Greece has unveiled its intention to sell a 20% stake in the National Bank of Greece (NBG), marking a significant move in its ongoing efforts to divest from the country’s banking sector.
This announcement comes on the heels of the successful sale of a 9% stake in Alpha Bank to UniCredit, reinforcing Greece’s commitment to streamlining its financial holdings.
The sale of NBG shares will be carried out through a combination of public offering and private placement from November 14th to 16th, with the per-share price range set between 5 and 5.44 euros.
The Hellenic Financial Stability Fund (HFSF), a state-controlled entity established to support troubled banks during the financial crisis, disclosed these details in a recent statement.
HFSF initially acquired stakes in Greece’s largest banks, injecting approximately 50 billion euros into their capital during the height of the country’s financial turmoil.

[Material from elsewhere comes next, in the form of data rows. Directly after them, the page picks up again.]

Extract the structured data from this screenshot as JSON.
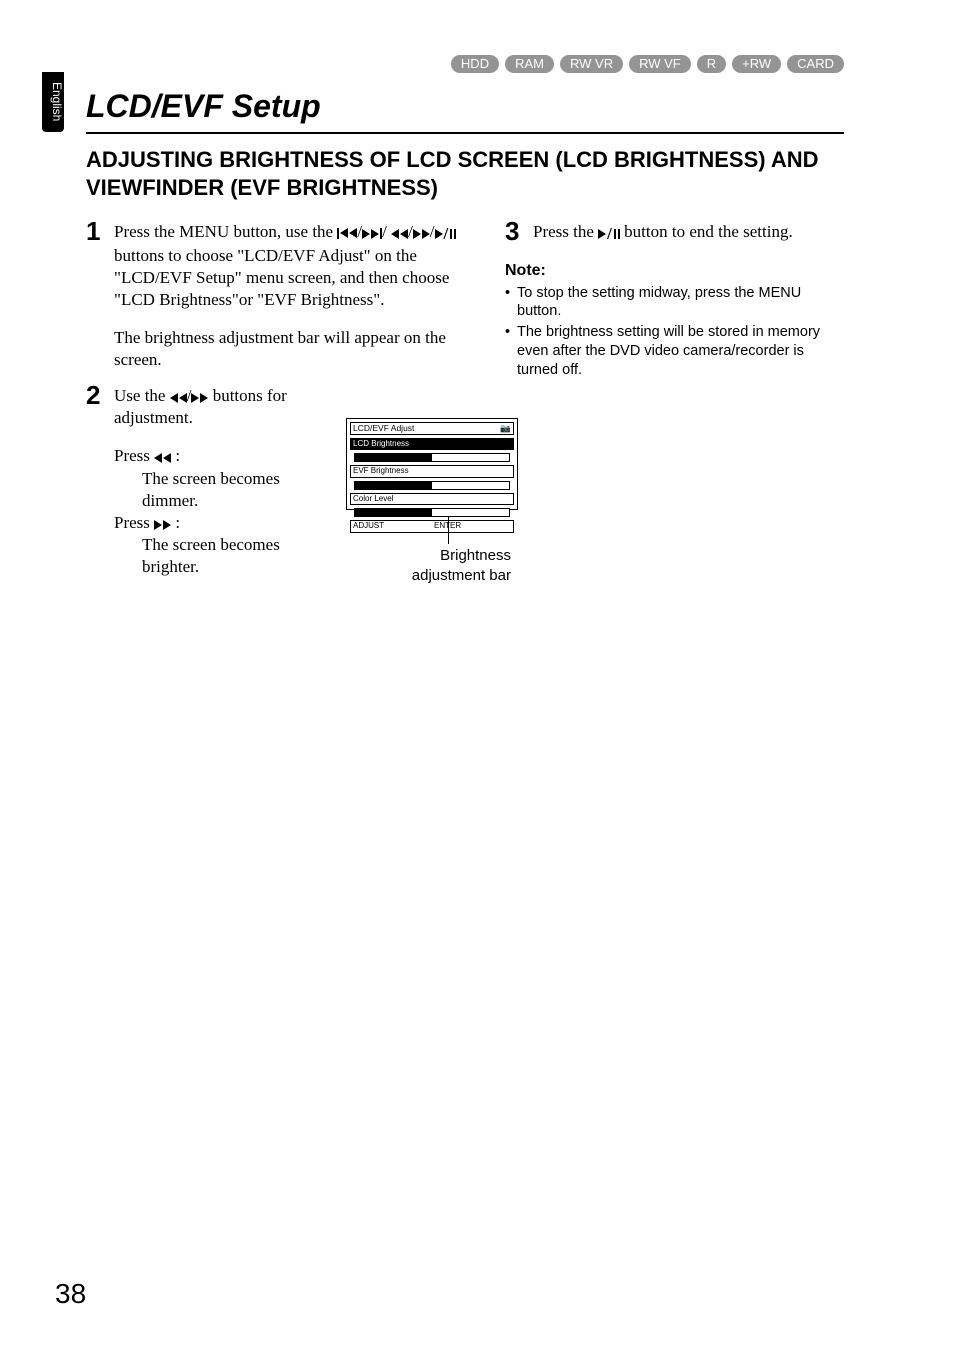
{
  "side_tab": "English",
  "badges": [
    "HDD",
    "RAM",
    "RW VR",
    "RW VF",
    "R",
    "+RW",
    "CARD"
  ],
  "title": "LCD/EVF Setup",
  "section": "ADJUSTING BRIGHTNESS OF LCD SCREEN (LCD BRIGHTNESS) AND VIEWFINDER (EVF BRIGHTNESS)",
  "icons": {
    "skipb": "skipb-icon",
    "skipf": "skipf-icon",
    "frew": "frew-icon",
    "ffwd": "ffwd-icon",
    "playpause": "playpause-icon"
  },
  "step1": {
    "num": "1",
    "a": "Press the MENU button, use the ",
    "b": " buttons to choose \"LCD/EVF Adjust\" on the \"LCD/EVF Setup\" menu screen, and then choose \"LCD Brightness\"or \"EVF Brightness\".",
    "c": "The brightness adjustment bar will appear on the screen."
  },
  "step2": {
    "num": "2",
    "a": "Use the ",
    "b": " buttons for adjustment.",
    "press_l": "Press ",
    "dimmer": "The screen becomes dimmer.",
    "press_r": "Press ",
    "brighter": "The screen becomes brighter."
  },
  "step3": {
    "num": "3",
    "a": "Press the ",
    "b": " button to end the setting."
  },
  "note_head": "Note:",
  "notes": [
    "To stop the setting midway, press the MENU button.",
    "The brightness setting will be stored in memory even after the DVD video camera/recorder is turned off."
  ],
  "figure": {
    "title": "LCD/EVF Adjust",
    "row1": "LCD Brightness",
    "row2": "EVF Brightness",
    "row3": "Color Level",
    "foot_l": "ADJUST",
    "foot_c": "ENTER",
    "caption1": "Brightness",
    "caption2": "adjustment bar"
  },
  "pagenum": "38"
}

Currently, the fund holds a 40.4% stake in NBG and a 27% stake in Piraeus Bank, which is the third-largest lender in Greece.
As of Monday, NBG’s shares traded at 5.39 euros, showing a slight decline of about 1%. The 20% stake up for sale is estimated to be valued at approximately one billion euros ($1.07 billion).
In a bid to ensure broad participation, the sale structure entails offering 17% of the stake to institutional investors, while 3% will be available to retail investors.
There is a possibility of increasing the stake to be offered to 22% if strong demand materializes, according to an official familiar with the process.
Earlier on the same day, HFSF successfully concluded the sale of its 9% stake in Alpha Bank to UniCredit for a sum of 293.5 million euros, following an improved bid from the Italian bank.
Greece’s economy has been on a recovery trajectory, attracting substantial investments, and this progress led S&P Global to upgrade the country’s credit rating to investment grade in October.
These strategic divestments align with Greece’s broader economic goals and contribute to the ongoing stabilization of its financial sector.